Was that the case for most of this movie? There are a ton of scenes covered in just one shot, or very few, and they work well from my perspective, but it sounds pretty damn intimidating for you.
FIRTH: Very intimidating! The trouble is, what you have in theater instead of an editor is rehearsal. You know, in film you’re covered by the fact that you can get – you don’t have much time, not the time people think you get to do it over and over again. You don’t really on a film. You’ve got to get lightning in a bottle in a couple of takes. But at least you can assemble pieces that you got right from different takes and possibly from different angles and that sort of thing. In the theater, you obviously can’t do that so you rehearse the heck out of it if you can so that it’s a fully user-friendly product by the time it’s out in front of people.

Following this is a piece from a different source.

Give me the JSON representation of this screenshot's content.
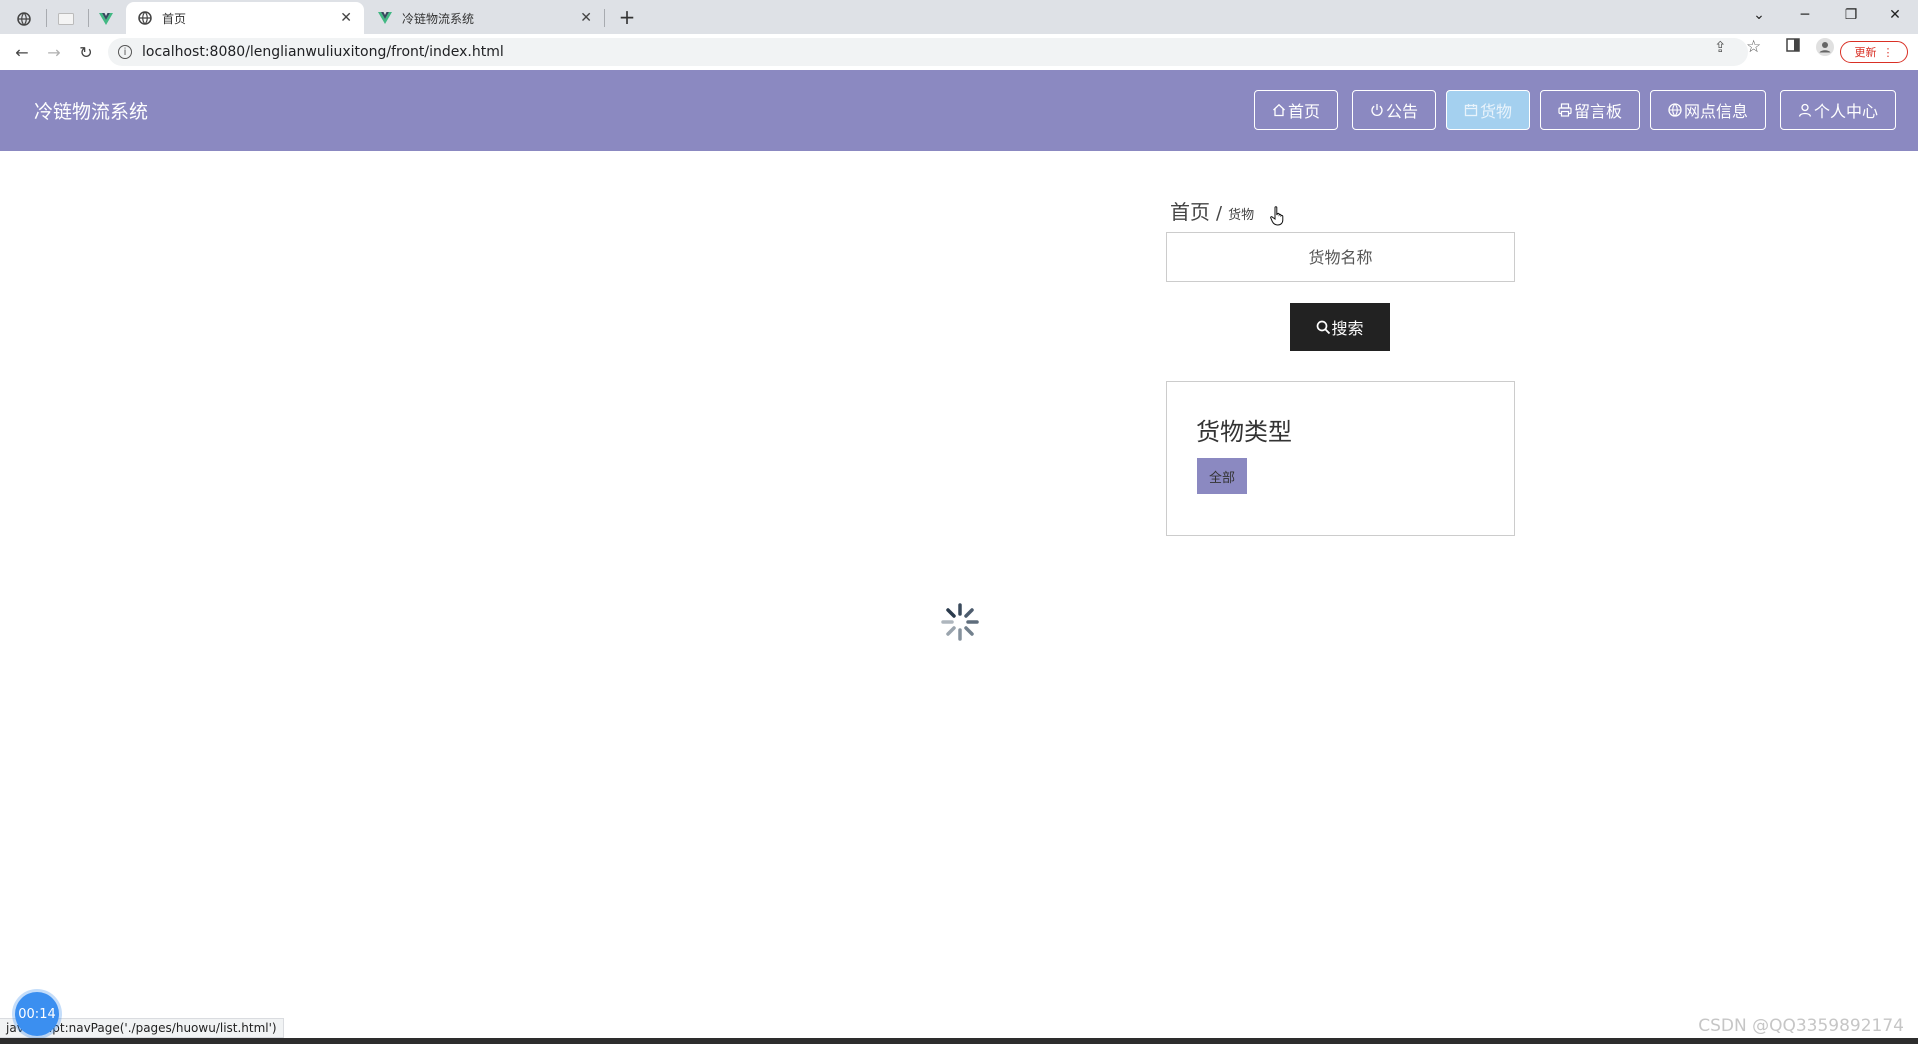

STONE: And neither option is available.
FIRTH: We didn’t have those options! So we were basically rehearsing in front of the camera …
STONE: … that was rolling.
STONE: I heard two weeks.
STONE: But he’s done so many. I mean, it must just be –
FIRTH: Well, at least you don’t have to cut the scenes together if they’re in one shot. I mean, I know that sounds oversimplified because you still have to assemble the film and get the pace right, but a scene if you’ve only got one shot, that’s the scene.
How about working with him as an actor’s director on set? He’s this old pro, so imagine everyone in the ensemble wants to adhere to the way he likes to work, but does he do anything to adjust to your process?
STONE: One of his favorite things, at least to say to me, is, he comes up between takes and has his sides for the day of the scene, takes off his glasses, puts them on his head and says, [imitating Allen] ‘Well, how I would do it …’ And then he acts out for me how he would do it, half comically and he adds his cadence to his dialogue, which is really important, I think at least.
FIRTH: Well, I love his acting, too.
STONE: I think he’s such an amazing actor!
Having seen him act in so many films, I could totally picture and hear what you were just describing!
STONE: Oh, yeah! Absolutely! And he writes in his sort of patter, so if you can get the rhythm of his – of course you don’t wanna be doing a Woody impression, but just to kind of have that information is useful.
FIRTH: There were times when I thought there’s no other way to do it. I mean, I didn’t fall into it very often because I don’t think it would be consistent with the character, but there were certain bits of dialogue and I thought, ‘This doesn’t feel like the way people talk.’
FIRTH: No, not really, but I have to say, the lines where I felt most strongly about that was that I can only do it like he would do it. This is written to be spoken like that, with that body language! You’ve gotta have the hands and inflections and that rhythm. That’s the only way. And the only scenes I felt that way about are also not in that movie. [Laughs] They haven’t made the cut. It’s funny, the stuff that has not made it into the film – and there’s not very much. He hasn’t taken out much. But the bits where I felt that struggle are not there.
Now just to touch on some upcoming projects before we wrap up, Emma, I know you’re doing another movie with Woody. Do you know when you’re going to get working on that?
STONE: We’re in the second week right now.
Is it hard to have to tap back into this one to promote it while working on that?
STONE: I think that actually happens strangely often with movies, you’re in the middle of shooting something and you’re promoting something else for the weekend or something. We’re talking about the person that I’m working with right now so it’s kind of …
FIRTH: In some ways it helps actually. If you interviewed us about this movie last August, I wouldn’t have known how to …
FIRTH: We were so in it! I wouldn’t have known how to have a – and they do that! You have the EPK interviews and stuff and I always find those a struggle. They say, ‘Tell me about your character.’ ‘I’m still figuring it out. I’ll have to get back to you in a year.’ And I also have to see the movie and be able to pretend that I intended everything.